“‘There is somethin’ pretty important,’ I sais to meself.
“An’ with that I walks up to the hedge an’ peeks over.
“Settin’ on the groun’, weedin’ the onion-patch, was the prettiest girl I ever laid eyes on. She looked up from een under her sunbonnet outen a pair o’ sparklin’ blue eyes, an’ showed two rosy cheeks with a perk leetle nose atween ’em. Major he hed ducked th’oo a hole in the fence an’ come out on the other side, an’ was standin’ solemn-like, lookin’ at her. All o’ a sudden he begin jumpin’ up an’ down, first on his front legs an’ then on his hint legs, archin’ his neck, waggin’ his tail, an’ showin’ his teeth like he was smilin’ all over.
“‘That’s a nice dog you hev,’ sais the girl, kind o’ musical. She had stopped her weedin’ an’ was settin’ up lookin’ at the houn’.
“‘Yes,’ sais I, ‘he is a tolable nice animal.’
“Then I thinks to meself, ‘Major seems to like her; I wonder how she’d suit Pap.’

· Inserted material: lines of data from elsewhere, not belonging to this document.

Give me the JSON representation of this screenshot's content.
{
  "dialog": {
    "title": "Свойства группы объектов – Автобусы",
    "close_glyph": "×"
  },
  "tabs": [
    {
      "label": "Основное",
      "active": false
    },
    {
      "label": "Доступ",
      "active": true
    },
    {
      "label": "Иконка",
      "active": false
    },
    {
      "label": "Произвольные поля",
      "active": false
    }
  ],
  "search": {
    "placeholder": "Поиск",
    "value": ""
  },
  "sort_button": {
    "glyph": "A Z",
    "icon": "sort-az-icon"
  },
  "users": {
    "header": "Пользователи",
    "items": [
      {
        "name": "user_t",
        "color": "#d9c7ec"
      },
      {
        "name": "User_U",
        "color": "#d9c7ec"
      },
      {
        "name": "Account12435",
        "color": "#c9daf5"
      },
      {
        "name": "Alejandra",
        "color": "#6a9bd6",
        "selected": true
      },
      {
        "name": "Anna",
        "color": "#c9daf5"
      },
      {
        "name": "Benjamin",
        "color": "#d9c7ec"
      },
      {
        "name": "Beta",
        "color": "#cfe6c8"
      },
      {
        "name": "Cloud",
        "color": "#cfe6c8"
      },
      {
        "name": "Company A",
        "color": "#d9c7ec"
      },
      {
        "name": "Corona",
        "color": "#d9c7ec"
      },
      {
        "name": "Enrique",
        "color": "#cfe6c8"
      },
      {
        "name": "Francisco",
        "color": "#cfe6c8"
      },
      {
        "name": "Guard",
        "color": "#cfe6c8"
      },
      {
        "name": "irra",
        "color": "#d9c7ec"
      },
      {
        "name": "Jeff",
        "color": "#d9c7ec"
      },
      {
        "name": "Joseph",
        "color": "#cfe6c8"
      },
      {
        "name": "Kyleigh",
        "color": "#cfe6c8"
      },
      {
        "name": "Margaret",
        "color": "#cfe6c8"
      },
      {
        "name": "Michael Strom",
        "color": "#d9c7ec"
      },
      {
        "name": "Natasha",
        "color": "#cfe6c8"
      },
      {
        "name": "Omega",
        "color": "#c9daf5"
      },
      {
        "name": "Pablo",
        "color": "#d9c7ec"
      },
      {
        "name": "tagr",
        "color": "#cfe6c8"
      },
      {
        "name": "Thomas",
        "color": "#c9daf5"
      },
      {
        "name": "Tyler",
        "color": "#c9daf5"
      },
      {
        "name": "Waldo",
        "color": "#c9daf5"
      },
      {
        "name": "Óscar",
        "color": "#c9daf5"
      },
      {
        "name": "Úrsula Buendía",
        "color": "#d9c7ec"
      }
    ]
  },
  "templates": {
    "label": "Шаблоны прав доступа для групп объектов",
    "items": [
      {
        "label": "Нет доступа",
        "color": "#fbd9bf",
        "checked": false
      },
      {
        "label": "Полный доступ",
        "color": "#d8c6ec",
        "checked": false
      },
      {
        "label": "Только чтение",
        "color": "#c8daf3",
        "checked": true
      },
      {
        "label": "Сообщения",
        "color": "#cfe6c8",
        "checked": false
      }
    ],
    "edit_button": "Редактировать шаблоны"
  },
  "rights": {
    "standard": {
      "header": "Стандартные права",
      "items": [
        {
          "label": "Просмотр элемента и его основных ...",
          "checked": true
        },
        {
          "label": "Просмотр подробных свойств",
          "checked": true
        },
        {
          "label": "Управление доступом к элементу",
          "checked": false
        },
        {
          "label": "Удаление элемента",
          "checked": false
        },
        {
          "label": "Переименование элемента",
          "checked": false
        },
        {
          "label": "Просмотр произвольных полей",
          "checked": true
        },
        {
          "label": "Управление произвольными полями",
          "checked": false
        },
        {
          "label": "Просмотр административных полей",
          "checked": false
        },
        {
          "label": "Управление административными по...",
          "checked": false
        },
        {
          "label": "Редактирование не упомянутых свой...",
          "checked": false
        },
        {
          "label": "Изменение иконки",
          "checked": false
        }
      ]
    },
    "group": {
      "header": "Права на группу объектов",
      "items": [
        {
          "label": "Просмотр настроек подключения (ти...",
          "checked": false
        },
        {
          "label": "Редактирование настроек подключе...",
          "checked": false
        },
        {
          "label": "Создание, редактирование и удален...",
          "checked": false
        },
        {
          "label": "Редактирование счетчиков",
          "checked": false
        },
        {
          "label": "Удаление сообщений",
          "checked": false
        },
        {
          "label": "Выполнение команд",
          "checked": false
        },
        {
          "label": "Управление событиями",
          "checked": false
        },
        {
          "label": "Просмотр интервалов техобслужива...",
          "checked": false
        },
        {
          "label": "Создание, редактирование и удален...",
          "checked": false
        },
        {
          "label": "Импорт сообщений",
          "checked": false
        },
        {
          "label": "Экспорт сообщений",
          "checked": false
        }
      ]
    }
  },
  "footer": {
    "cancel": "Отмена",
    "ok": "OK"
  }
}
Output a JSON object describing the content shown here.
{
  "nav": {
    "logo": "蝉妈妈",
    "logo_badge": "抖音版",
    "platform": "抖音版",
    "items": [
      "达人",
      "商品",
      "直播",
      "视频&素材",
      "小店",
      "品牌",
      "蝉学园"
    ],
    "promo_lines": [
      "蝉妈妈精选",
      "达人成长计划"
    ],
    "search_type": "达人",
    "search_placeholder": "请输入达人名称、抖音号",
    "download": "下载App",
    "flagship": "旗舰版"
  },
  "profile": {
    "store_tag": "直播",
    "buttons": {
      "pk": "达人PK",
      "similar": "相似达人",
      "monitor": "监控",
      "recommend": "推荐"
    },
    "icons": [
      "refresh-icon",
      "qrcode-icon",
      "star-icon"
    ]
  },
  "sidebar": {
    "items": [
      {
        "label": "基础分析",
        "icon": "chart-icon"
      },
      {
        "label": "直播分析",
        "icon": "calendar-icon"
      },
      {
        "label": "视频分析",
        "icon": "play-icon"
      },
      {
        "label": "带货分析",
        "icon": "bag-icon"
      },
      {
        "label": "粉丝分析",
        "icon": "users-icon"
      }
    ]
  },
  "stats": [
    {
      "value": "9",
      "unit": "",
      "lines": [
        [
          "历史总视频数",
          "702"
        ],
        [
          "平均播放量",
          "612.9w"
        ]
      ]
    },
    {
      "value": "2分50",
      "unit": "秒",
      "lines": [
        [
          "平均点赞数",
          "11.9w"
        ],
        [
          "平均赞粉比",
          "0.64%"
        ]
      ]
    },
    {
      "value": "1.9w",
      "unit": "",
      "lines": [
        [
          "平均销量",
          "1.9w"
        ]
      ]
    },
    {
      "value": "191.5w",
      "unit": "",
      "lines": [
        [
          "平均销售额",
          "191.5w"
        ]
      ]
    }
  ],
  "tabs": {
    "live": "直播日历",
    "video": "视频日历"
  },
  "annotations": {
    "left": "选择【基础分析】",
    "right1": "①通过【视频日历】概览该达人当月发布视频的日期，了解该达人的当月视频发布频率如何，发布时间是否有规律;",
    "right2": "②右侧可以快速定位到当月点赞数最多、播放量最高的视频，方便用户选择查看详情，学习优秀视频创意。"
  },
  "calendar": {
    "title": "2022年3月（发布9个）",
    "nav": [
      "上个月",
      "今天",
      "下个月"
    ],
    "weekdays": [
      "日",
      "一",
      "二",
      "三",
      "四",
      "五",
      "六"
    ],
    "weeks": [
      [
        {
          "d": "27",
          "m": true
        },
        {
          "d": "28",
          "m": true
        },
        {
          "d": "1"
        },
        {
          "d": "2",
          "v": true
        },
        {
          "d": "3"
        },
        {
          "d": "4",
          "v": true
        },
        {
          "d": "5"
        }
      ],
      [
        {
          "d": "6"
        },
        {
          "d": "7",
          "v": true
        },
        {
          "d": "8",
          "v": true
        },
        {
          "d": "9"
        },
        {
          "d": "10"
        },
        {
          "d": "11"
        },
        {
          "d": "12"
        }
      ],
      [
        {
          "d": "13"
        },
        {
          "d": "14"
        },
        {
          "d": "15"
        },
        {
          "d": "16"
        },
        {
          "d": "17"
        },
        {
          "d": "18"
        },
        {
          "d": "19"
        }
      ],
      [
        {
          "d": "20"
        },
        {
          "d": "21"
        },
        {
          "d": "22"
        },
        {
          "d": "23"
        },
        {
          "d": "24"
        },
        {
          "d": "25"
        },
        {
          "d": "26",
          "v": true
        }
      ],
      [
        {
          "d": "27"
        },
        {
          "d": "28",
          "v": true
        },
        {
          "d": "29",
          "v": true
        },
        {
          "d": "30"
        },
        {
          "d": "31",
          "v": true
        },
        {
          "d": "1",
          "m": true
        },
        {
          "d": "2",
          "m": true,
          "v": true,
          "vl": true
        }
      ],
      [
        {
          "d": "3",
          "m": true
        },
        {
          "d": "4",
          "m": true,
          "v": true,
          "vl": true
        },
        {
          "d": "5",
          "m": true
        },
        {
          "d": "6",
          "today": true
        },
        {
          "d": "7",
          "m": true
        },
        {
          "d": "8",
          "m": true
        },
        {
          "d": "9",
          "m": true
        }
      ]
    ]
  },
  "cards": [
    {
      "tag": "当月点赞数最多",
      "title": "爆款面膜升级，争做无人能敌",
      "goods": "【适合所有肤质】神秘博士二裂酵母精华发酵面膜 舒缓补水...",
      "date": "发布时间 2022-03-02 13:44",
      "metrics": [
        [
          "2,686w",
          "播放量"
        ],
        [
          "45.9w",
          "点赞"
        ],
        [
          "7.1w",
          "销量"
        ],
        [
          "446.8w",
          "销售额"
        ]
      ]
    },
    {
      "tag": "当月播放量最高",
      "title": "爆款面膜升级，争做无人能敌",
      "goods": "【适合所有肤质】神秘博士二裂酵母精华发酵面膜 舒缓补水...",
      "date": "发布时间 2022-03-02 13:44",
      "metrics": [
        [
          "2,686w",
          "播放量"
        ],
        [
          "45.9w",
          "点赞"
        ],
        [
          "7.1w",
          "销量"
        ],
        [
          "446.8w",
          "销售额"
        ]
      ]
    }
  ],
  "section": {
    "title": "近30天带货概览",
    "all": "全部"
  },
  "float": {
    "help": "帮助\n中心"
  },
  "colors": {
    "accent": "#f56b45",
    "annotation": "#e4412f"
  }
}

“Soon ez that come into me mind I seen it was time I got out. I turned an’ walked down the road harder than I’d ever walked afore.
“That night I couldn’t eat no supper. I’d never felt that same way an’ it worrit me. I knowd no cause fer it, yit I kind o’ thot I didn’t keer whether I lived or died. It worrit Pap too. He ’lowed he’d hev to powwow me.
“‘How are ye goin’ to powwow me,’ sais I, ‘’hen ye don’t know what I’m sufferin’ from? What I’ve got ain’t nawthin’, yit I wish it was somethin’ jest to take me mind offen it.’
“That was ez near ez I could git to the disease. Pap leaned back in his cheer an’ laughed like he’d die. ’Hen he’d finished splittin’ his sides he come over to where I was settin’ be the fire.